Q: I have no idea where to start with the dreaded seating plan. My fiancé’s parents are divorced, I don’t know if we should seat our two best men (both married with young children) at the top table or with their families, and I’m not sure whether to put people with guests they know or try to mingle people. I’m toying with just having everyone pull a number out of a hat on the day so they can’t blame us! Laura, Halifax

A: Before you resort to a lucky dip to dodge the drama, consider dropping the traditional top table. “Have three top tables instead, one hosted by each of your fiancé’s parents and the third hosted by your parents,” suggests Elizabeth Wyse, etiquette expert at debretts.com. You and your groom can then choose to sit with your maids and ushers (along with the best men’s families) or at a sweetheart table for two.

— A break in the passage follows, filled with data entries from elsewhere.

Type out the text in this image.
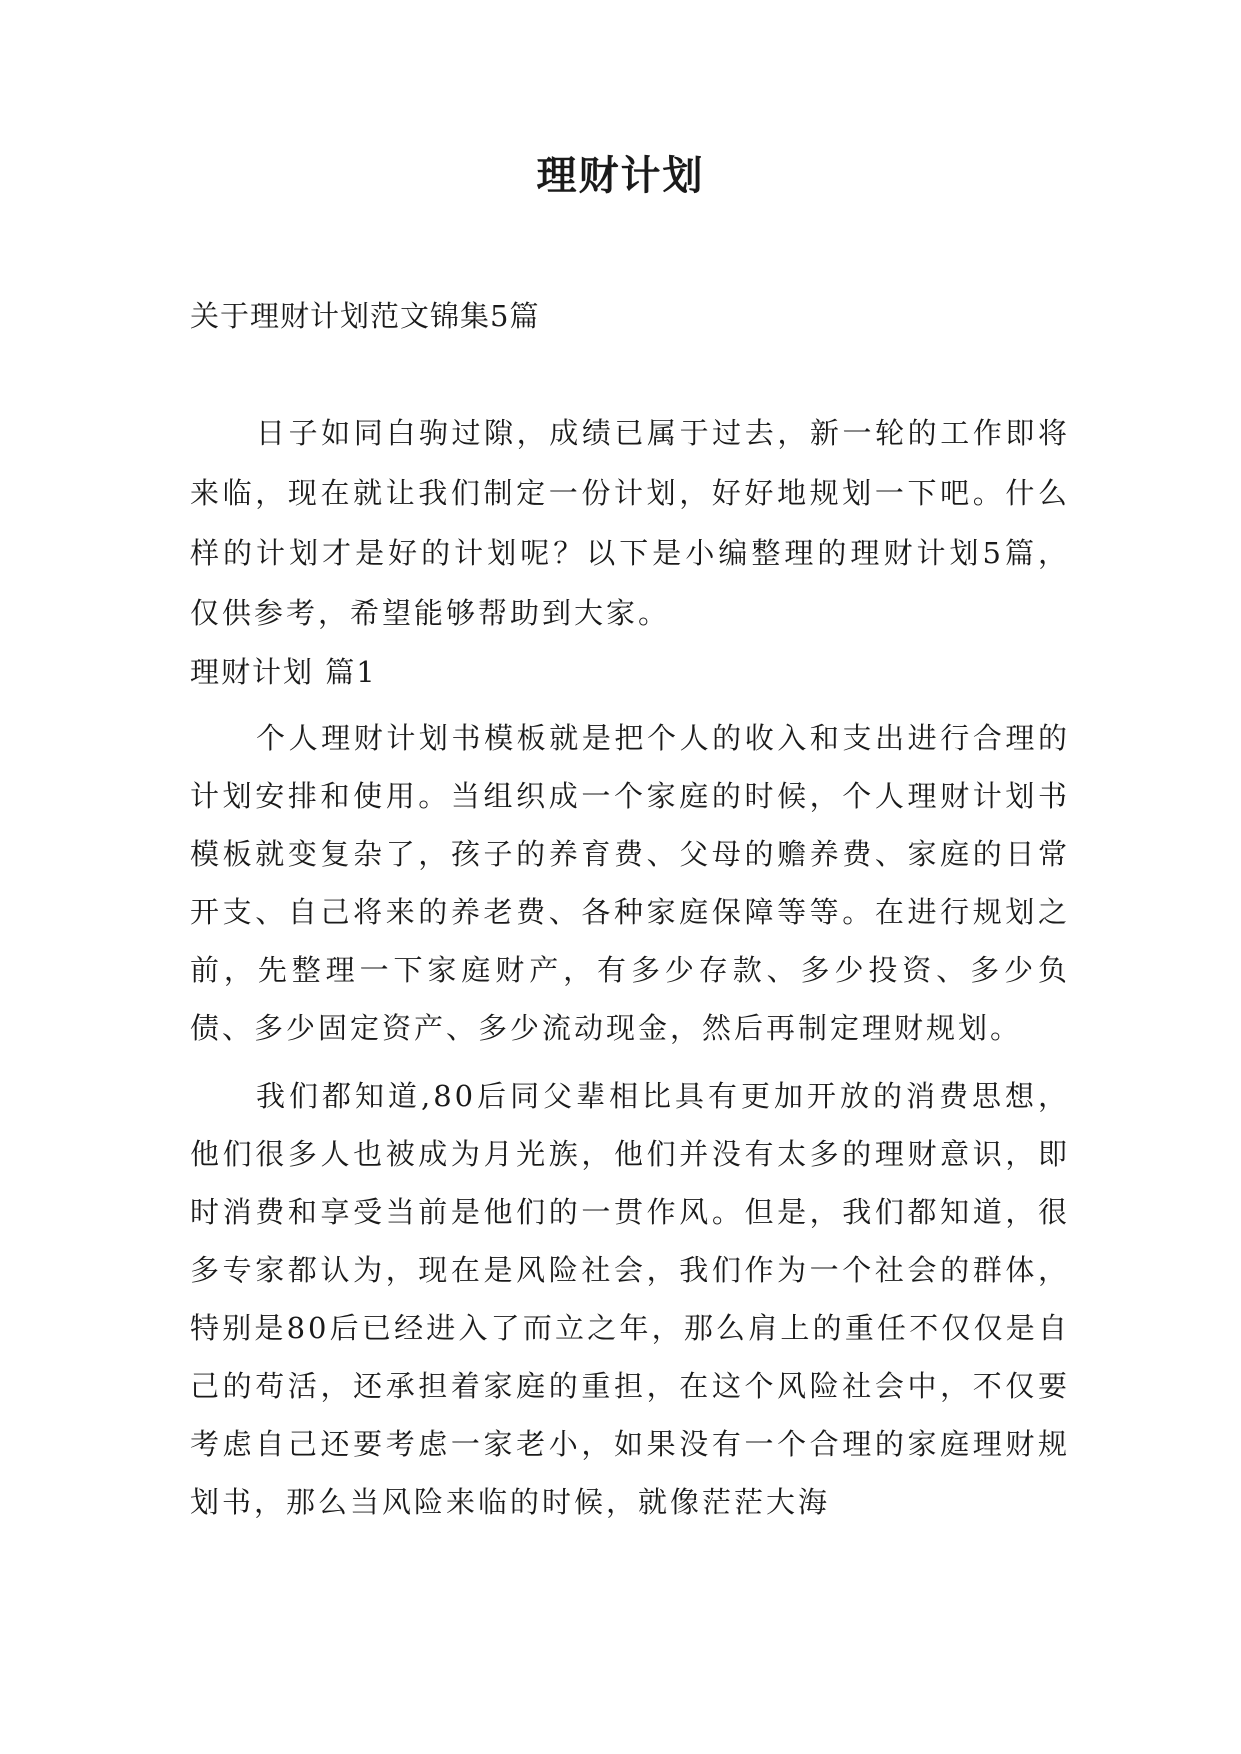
理财计划
关于理财计划范文锦集5篇

日子如同白驹过隙，成绩已属于过去，新一轮的工作即将来临，现在就让我们制定一份计划，好好地规划一下吧。什么样的计划才是好的计划呢？以下是小编整理的理财计划5篇，仅供参考，希望能够帮助到大家。

理财计划 篇1

个人理财计划书模板就是把个人的收入和支出进行合理的计划安排和使用。当组织成一个家庭的时候，个人理财计划书模板就变复杂了，孩子的养育费、父母的赡养费、家庭的日常开支、自己将来的养老费、各种家庭保障等等。在进行规划之前，先整理一下家庭财产，有多少存款、多少投资、多少负债、多少固定资产、多少流动现金，然后再制定理财规划。

我们都知道,80后同父辈相比具有更加开放的消费思想，他们很多人也被成为月光族，他们并没有太多的理财意识，即时消费和享受当前是他们的一贯作风。但是，我们都知道，很多专家都认为，现在是风险社会，我们作为一个社会的群体，特别是80后已经进入了而立之年，那么肩上的重任不仅仅是自己的苟活，还承担着家庭的重担，在这个风险社会中，不仅要考虑自己还要考虑一家老小，如果没有一个合理的家庭理财规划书，那么当风险来临的时候，就像茫茫大海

As for the general guest list, mixing up different groups can help get people mingling – but keep a few rules of thumb in mind. “Arrange tables so that everyone recognises at least one other person, do your best to alternate sexes, and try to match generations,” Elizabeth advises. And don’t get carried away by the urge to merge complete strangers. “It’s much kinder to seat couples next to each other at a table, and keep like-minded people together as much as possible,” adds planner Hannah.

Maids Behaving Badly

Q: My bridesmaids, who are long-term friends, haven’t shown much interest in the wedding. I even had to bring up the subject of the hen do myself, and they all seemed reluctant to help organise it. I’ve made a lot of effort to choose lovely dresses for the girls, so I’m feeling really let down. Am I supposed to plan the party on my own? Anna, Edinburgh

A: In the midst of big-day mania it’s tough to remember that your maids, much as they love you, aren’t living and breathing the wedding plans with the same intensity you are, so try to give them the benefit of the doubt. “It may be that they want to help but aren’t aware of your expectations – especially if they’re unmarried and don’t know how much work goes into planning a wedding,” says Hannah. Hopefully they just need a bit of a nudge, so tell them how excited you are to celebrate with them and try to get a hen brainstorming session started (while slipping in a few questions about their lives, too). But if you do get the feeling they’re deliberately shirking their duties, it’s time for a heart-to-heart. In the most non-accusatory tone, let them know how they’ve made you feel and ask what else you can do to help them feel more involved. Confronting the problem now means you’ll be able to party like the best mates you are on the big day.